Ordinarily, when you have won in the court of appeals, you try very hard to convince the Supreme Court not to hear your case, because if the justices decline to hear it, the lower court decision stands and you win. But across the country, other appellate courts had found public displays of the Ten Commandments to be unconstitutional. Abbott and I had a long discussion about the strong likelihood that the Supreme Court would take one of these cases in the next couple of years. So we asked ourselves, “Which case has the best chance of protecting the Ten Commandments, and the freedom of religion?”

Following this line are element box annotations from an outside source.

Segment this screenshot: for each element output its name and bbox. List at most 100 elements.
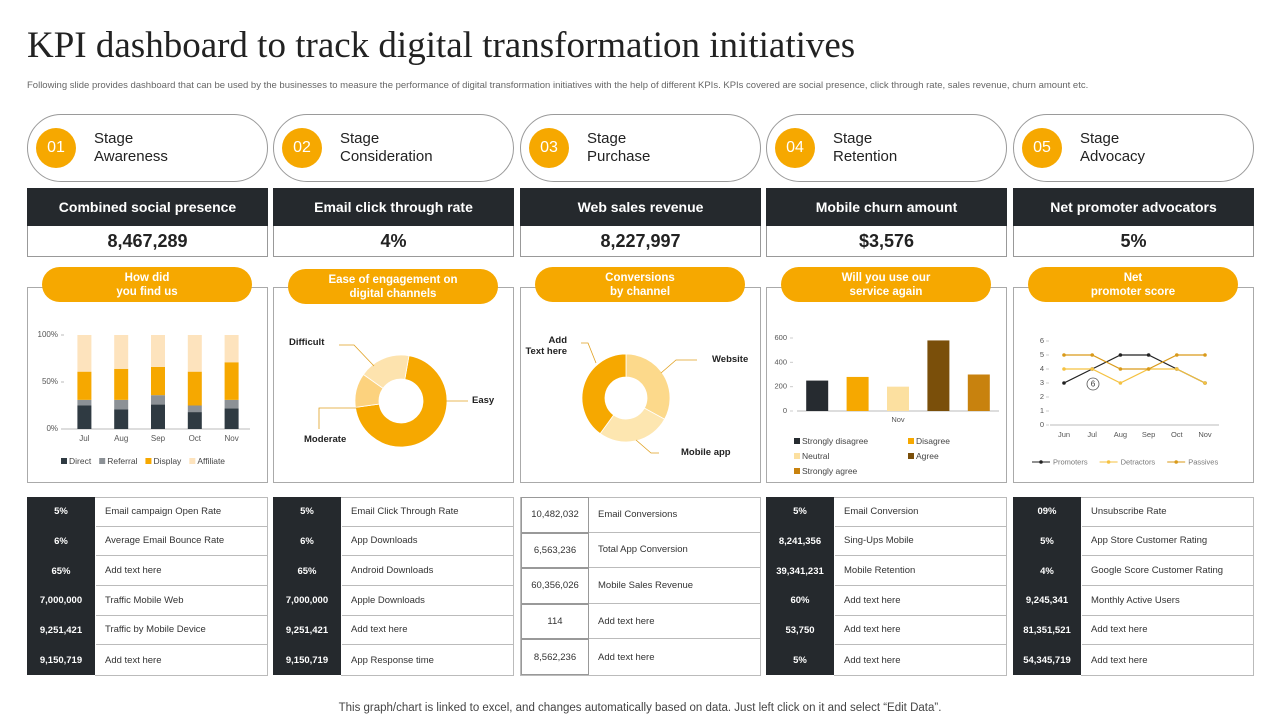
y-tick-label: 400 xyxy=(774,357,787,366)
donut-label: Add Text here xyxy=(525,335,567,357)
stage-heading: Stage xyxy=(587,130,627,147)
y-tick-label: 200 xyxy=(774,382,787,391)
legend-label: Display xyxy=(153,456,182,466)
stage-heading: Stage xyxy=(94,130,134,147)
stage-number: 02 xyxy=(282,128,322,168)
y-tick-label: 600 xyxy=(774,333,787,342)
table-value: 9,251,421 xyxy=(273,615,341,647)
chart-title: Ease of engagement on digital channels xyxy=(288,269,498,304)
bar-segment xyxy=(77,371,92,400)
table-value: 7,000,000 xyxy=(273,586,341,617)
legend-label: Promoters xyxy=(1053,457,1088,466)
x-tick-label: Oct xyxy=(1171,430,1184,439)
kpi-title: Combined social presence xyxy=(27,188,268,226)
table-label: Traffic by Mobile Device xyxy=(96,616,268,646)
donut-label: Website xyxy=(712,354,749,365)
legend-swatch xyxy=(61,458,67,464)
donut-slice xyxy=(625,353,671,420)
table-value: 5% xyxy=(766,645,834,676)
table-value: 6% xyxy=(273,526,341,558)
x-tick-label: Sep xyxy=(1142,430,1155,439)
point xyxy=(1062,381,1066,385)
chart-title: Will you use our service again xyxy=(781,267,991,302)
point xyxy=(1203,353,1207,357)
table: 10,482,032 Email Conversions 6,563,236 Tota… xyxy=(520,497,761,676)
table-label: Add text here xyxy=(105,654,162,666)
kpi-value: 8,227,997 xyxy=(520,226,761,257)
stage-number: 01 xyxy=(36,128,76,168)
table-value: 10,482,032 xyxy=(521,497,589,533)
bar-segment xyxy=(77,399,92,406)
table-label: App Downloads xyxy=(342,527,514,557)
bar-segment xyxy=(224,399,239,409)
point xyxy=(1203,381,1207,385)
bar-segment xyxy=(187,371,202,406)
chart-panel: Website Mobile app Add Text here xyxy=(520,287,761,483)
table-label: Mobile Retention xyxy=(835,556,1007,586)
bar xyxy=(927,340,950,411)
legend-label: Detractors xyxy=(1121,457,1156,466)
bar-segment xyxy=(187,412,202,429)
table-label: Add text here xyxy=(1082,616,1254,646)
legend-label: Agree xyxy=(916,451,939,461)
chart-title: Net promoter score xyxy=(1028,267,1238,302)
bar xyxy=(806,380,829,411)
x-tick-label: Jun xyxy=(1058,430,1070,439)
bar xyxy=(846,376,869,411)
table-value: 60,356,026 xyxy=(521,568,589,604)
x-tick-label: Nov xyxy=(891,415,905,424)
table-label: Average Email Bounce Rate xyxy=(96,527,268,557)
table-value: 81,351,521 xyxy=(1013,615,1081,647)
bar-segment xyxy=(114,335,129,369)
table-value: 9,251,421 xyxy=(27,615,95,647)
stage-name: Purchase xyxy=(587,148,651,165)
legend-label: Referral xyxy=(107,456,137,466)
kpi-title: Net promoter advocators xyxy=(1013,188,1254,226)
table-label: Add text here xyxy=(835,586,1007,616)
bar-segment xyxy=(151,404,165,429)
leader-line xyxy=(581,342,597,364)
point xyxy=(1090,367,1094,371)
bar-segment xyxy=(224,335,239,363)
table-label: Add text here xyxy=(1091,654,1148,666)
bar-segment xyxy=(224,408,239,429)
y-tick-label: 0 xyxy=(1040,420,1044,429)
table: 09% Unsubscribe Rate 5% App Store Customer … xyxy=(1013,497,1254,676)
legend-label: Affiliate xyxy=(197,456,225,466)
bar-segment xyxy=(224,362,239,400)
y-tick-label: 5 xyxy=(1040,350,1044,359)
legend-marker xyxy=(1174,460,1178,464)
legend-swatch xyxy=(908,453,914,459)
table-value: 60% xyxy=(766,586,834,617)
table-label: Traffic Mobile Web xyxy=(96,586,268,616)
kpi-value: 4% xyxy=(273,226,514,257)
bar-segment xyxy=(114,409,129,429)
y-tick-label: 2 xyxy=(1040,392,1044,401)
table-value: 6,563,236 xyxy=(521,532,589,569)
chart xyxy=(318,344,468,448)
kpi-value: 5% xyxy=(1013,226,1254,257)
x-tick-label: Nov xyxy=(224,434,238,443)
table-value: 8,241,356 xyxy=(766,526,834,558)
chart: 0% 50% 100% Jul Aug Sep Oct Nov Direct Referral Di… xyxy=(38,330,250,466)
x-tick-label: Jul xyxy=(79,434,89,443)
y-tick-label: 4 xyxy=(1040,364,1044,373)
point xyxy=(1062,367,1066,371)
chart-panel: 0% 50% 100% Jul Aug Sep Oct Nov Direct Referral Di… xyxy=(27,287,268,483)
table: 5% Email campaign Open Rate 6% Average Emai… xyxy=(27,497,268,676)
leader-line xyxy=(635,439,659,454)
table-label: Mobile Sales Revenue xyxy=(589,568,761,604)
chart: 0 200 400 600 Nov Strongly disagree Disagree Ne… xyxy=(774,333,999,476)
kpi-value: $3,576 xyxy=(766,226,1007,257)
stage-name: Retention xyxy=(833,148,898,165)
donut-label: Easy xyxy=(472,395,495,406)
legend-swatch xyxy=(145,458,152,464)
page-subtitle: Following slide provides dashboard that … xyxy=(27,80,1089,91)
table-value: 65% xyxy=(27,556,95,587)
table-label: Email campaign Open Rate xyxy=(96,497,268,527)
table-value: 65% xyxy=(273,556,341,587)
legend-label: Disagree xyxy=(916,436,950,446)
bar-segment xyxy=(114,399,129,410)
table-value: 5% xyxy=(27,497,95,528)
page-title: KPI dashboard to track digital transform… xyxy=(27,25,856,66)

  We concluded that no state had a better chance of securing a victory on this issue in the Supreme Court than Texas did. Other states had to overcome ill-advised statements by government officials that the explicit purpose of their displays of the Ten Commandments was religious. Not so in Texas, where the Fraternal Order of Eagles—a secular service organization—had erected the monument to promote morals and responsibility among young people. Moreover, the statue had been standing since 1961 and was surrounded by dozens of secular monuments. The Supreme Court would consider both of those factors—being part of a historical tradition and being associated with nonreligious displays—to weigh in favor of a display’s constitutionality.

  We therefore took the unusual step of filing a brief before the U.S. Supreme Court saying that if the Court was inclined to consider a case raising this legal question, it should agree with our opponent’s request that the Court hear our case. That was a high-risk proposition, because the Supreme Court is extremely unpredictable on cases involving religion. Only three of the nine justices were sure to rule in our favor. If we couldn’t persuade more than Chief Justice Rehnquist and Justices Scalia and Thomas, we would lose the entire case.